Em Portugal, a adoção deste tipo de solução é ainda muito limitada. O Regime Jurídico do Serviço Público de Transporte de Passageiros (RJSPTP), aprovado pela Lei n.º 52/2015, veio, finalmente, trazer o enquadramento legal a este tipo de soluções, mas faltam ferramentas de suporte à decisão no projeto deste tipo de transporte cuja complexidade é já bem conhecida. Envolve múltiplos intervenientes (entidades governamentais centrais, operadores, autoridades locais, utilizadores, etc.) com objetivos divergentes e conflitos de interesse ao nível social, económico e ambiental e, como tal, apresenta uma complexidade elevada de requisitos de coordenação com divergências de compreensão entre os decisores, levando a grandes falhas quando as ambições são descoordenadas e elevadas.

Numa fase em que as recentemente criadas Autoridades de Transporte se debatem com o complexo desafio de definir sistemas de transporte públicos eficientes e eficazes, combinando serviços de transporte regular com serviços flexíveis, algumas questões serão particularmente pertinentes: são os transportes flexíveis viáveis?
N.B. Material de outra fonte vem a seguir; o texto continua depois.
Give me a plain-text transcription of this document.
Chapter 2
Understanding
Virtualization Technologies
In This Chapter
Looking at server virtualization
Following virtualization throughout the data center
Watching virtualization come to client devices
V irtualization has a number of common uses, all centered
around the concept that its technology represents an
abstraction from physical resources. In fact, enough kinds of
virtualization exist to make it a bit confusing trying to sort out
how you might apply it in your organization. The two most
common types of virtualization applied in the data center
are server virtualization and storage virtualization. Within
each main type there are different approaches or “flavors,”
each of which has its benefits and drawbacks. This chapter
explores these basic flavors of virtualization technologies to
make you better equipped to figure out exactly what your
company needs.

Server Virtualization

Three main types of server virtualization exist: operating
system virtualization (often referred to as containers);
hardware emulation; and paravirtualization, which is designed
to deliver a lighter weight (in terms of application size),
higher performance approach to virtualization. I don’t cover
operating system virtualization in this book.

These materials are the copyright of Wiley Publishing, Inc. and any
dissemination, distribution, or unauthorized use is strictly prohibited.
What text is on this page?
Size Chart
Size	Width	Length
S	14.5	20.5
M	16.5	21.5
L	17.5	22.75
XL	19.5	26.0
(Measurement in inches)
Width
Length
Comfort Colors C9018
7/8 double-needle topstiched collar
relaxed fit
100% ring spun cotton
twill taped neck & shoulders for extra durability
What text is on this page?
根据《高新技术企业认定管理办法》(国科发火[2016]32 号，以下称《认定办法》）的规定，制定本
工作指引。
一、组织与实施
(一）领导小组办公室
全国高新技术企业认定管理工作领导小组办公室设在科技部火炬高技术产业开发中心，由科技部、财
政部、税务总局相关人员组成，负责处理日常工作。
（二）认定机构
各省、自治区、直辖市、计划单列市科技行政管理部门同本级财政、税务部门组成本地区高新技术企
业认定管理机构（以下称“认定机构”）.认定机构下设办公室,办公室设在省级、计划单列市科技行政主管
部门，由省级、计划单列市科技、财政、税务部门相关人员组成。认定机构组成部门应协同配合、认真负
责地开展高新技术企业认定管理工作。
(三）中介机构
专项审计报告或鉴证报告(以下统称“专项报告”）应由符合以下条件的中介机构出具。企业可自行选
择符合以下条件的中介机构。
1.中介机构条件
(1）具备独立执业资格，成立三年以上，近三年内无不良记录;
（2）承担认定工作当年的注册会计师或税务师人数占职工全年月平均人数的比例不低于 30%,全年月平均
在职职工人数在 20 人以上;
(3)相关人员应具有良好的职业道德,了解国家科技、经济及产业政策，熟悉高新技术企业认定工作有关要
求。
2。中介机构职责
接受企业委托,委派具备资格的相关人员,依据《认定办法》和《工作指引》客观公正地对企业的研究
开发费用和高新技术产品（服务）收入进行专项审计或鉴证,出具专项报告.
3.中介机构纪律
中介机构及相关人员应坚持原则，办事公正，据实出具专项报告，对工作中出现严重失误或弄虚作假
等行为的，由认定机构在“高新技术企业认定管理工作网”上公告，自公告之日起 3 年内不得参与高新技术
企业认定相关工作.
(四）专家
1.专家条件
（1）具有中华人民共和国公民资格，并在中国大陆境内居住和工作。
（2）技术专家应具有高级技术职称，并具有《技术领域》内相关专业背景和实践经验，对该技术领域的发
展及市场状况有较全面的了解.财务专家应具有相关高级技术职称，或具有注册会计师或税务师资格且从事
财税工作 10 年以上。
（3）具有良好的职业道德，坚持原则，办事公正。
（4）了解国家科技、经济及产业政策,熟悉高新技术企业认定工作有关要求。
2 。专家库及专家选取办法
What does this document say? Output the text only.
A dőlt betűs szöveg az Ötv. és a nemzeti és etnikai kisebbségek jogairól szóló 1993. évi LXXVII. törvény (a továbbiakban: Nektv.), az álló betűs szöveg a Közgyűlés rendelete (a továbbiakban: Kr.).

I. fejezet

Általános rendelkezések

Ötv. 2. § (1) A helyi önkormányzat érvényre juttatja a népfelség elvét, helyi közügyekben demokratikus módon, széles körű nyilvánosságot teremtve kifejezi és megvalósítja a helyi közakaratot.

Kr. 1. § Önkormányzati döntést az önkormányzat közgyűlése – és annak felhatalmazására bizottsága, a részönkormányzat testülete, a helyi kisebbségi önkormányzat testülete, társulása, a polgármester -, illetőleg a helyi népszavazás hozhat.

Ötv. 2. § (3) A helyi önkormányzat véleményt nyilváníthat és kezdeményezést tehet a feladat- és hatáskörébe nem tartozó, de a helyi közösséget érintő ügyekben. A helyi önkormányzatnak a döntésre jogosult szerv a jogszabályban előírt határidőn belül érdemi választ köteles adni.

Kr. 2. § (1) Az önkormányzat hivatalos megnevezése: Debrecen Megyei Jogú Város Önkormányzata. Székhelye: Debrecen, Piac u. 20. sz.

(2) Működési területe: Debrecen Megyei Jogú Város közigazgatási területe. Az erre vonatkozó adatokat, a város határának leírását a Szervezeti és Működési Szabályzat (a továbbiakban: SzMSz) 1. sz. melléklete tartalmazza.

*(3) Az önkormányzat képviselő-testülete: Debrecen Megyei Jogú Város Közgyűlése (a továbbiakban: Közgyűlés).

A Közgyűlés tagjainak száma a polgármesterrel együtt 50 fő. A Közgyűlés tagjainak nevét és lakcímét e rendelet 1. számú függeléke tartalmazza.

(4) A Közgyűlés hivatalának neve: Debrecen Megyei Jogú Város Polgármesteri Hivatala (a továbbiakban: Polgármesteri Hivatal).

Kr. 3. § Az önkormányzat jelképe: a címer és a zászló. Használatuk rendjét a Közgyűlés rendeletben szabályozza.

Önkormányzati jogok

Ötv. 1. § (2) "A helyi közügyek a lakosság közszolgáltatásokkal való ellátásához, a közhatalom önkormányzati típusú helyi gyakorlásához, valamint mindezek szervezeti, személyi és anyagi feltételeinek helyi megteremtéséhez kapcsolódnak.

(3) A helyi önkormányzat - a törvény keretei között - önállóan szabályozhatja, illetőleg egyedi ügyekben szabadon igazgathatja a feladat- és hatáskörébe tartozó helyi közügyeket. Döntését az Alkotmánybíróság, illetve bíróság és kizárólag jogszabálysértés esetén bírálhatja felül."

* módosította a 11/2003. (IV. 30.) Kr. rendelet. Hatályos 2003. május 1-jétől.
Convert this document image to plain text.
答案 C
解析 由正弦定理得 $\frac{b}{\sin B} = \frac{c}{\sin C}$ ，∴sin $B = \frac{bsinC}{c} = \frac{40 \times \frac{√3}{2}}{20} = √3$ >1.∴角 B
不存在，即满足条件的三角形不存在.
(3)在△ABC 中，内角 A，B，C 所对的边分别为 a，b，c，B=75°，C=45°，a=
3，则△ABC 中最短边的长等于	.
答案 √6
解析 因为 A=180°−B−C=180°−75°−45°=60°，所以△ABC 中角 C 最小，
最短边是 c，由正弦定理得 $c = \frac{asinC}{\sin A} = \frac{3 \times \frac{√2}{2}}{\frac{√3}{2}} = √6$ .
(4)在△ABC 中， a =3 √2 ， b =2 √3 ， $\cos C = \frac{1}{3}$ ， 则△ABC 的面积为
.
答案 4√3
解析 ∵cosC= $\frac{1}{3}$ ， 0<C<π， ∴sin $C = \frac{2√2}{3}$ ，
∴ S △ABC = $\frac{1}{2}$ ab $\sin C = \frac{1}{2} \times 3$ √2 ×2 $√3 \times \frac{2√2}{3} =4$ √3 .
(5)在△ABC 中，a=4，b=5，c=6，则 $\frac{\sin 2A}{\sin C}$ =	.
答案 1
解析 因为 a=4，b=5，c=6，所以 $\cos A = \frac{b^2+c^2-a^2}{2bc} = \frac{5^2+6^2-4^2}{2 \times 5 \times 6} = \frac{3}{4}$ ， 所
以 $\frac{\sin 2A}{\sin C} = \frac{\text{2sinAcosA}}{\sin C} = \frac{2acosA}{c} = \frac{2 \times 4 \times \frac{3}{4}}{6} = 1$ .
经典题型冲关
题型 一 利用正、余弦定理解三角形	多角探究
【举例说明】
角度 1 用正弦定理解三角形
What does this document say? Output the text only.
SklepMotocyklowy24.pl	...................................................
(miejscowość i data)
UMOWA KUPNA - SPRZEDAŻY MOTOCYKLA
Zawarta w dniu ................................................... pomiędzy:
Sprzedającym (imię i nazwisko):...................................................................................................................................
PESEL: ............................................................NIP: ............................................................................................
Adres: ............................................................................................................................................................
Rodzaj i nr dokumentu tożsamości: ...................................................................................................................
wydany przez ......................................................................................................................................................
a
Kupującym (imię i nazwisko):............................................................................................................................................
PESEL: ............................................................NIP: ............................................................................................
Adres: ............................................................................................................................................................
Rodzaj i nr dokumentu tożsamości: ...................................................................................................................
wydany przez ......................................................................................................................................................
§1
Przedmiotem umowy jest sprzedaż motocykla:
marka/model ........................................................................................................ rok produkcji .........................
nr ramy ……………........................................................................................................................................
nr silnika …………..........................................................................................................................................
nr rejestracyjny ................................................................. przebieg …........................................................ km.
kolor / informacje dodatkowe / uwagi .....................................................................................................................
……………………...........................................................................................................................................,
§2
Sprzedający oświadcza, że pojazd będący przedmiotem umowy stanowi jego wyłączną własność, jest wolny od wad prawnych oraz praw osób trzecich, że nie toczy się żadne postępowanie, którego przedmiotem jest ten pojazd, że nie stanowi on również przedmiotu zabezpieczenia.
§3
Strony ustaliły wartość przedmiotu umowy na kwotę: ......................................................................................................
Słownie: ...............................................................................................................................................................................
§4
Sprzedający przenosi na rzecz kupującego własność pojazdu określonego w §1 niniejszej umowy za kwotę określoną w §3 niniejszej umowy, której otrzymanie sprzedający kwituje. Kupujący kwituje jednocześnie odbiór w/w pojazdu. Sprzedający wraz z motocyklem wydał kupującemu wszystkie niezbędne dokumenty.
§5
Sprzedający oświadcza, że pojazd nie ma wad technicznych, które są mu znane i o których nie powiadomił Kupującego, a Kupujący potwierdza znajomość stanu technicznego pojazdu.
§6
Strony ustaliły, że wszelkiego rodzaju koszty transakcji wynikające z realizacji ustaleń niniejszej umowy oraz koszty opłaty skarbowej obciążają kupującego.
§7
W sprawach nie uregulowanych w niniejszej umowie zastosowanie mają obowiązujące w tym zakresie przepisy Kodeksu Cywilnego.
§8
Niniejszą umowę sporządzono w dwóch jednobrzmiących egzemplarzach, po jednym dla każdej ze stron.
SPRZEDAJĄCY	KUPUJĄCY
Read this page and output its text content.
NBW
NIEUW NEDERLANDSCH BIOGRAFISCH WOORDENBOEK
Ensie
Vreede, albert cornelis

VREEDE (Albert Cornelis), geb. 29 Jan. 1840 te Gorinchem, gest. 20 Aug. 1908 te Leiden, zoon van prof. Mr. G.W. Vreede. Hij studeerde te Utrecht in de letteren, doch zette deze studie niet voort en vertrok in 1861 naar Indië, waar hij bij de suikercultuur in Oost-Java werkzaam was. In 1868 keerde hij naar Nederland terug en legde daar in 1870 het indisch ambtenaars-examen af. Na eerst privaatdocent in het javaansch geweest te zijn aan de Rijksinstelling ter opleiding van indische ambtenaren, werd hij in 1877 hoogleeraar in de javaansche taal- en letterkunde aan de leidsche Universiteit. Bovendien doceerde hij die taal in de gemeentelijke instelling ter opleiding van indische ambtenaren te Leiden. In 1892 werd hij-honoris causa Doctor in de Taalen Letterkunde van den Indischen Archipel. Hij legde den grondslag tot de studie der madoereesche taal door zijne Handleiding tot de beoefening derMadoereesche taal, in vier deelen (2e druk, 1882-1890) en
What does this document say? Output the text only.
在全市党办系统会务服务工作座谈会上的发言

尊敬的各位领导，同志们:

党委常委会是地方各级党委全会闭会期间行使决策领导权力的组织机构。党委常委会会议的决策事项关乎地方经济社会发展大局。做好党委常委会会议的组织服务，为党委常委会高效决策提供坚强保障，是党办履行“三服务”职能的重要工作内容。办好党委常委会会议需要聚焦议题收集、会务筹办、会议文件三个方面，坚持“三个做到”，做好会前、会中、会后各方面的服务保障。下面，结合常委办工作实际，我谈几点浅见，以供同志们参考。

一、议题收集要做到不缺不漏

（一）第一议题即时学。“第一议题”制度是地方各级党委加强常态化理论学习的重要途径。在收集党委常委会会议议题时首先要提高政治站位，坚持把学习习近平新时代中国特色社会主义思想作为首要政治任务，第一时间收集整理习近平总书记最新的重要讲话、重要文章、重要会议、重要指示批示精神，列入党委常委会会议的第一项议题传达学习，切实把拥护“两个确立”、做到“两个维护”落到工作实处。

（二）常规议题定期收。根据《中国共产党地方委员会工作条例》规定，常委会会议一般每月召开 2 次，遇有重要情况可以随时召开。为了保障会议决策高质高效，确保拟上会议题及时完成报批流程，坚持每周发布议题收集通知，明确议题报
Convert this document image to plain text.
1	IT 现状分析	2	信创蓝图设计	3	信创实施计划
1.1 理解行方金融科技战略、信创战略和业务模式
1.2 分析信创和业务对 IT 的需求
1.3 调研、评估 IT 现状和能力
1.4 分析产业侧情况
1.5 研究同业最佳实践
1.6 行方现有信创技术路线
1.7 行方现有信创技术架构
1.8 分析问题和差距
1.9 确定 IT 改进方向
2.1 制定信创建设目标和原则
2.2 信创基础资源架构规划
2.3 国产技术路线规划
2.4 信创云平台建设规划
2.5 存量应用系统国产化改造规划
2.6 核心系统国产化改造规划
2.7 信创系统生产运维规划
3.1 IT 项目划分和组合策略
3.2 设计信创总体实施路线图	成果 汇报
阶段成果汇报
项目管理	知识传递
Que grau de flexibilidade devem acomodar? Que recursos utilizar? Como planear de forma dinâmica a sua operação?

Na Escola de Engenharia da Universidade do Minho, o grupo de investigação SLoTS (Supply chain Logistics and Transportation Systems) do Centro ALGORITMI tem vindo a desenvolver abordagens integradas que visam responder a algumas destas questões, umas de natureza mais estratégica, outras de carácter tático ou até operacional. As abordagens desenvolvidas não se focam exclusivamente no desenvolvimento de modelos matemáticos de definição de rotas e afetação de veículos (temas já muito explorados na abordagem de problemas operacionais) mas também numa avaliação de desempenho que incorpore as várias dimensões da sua sustentabilidade.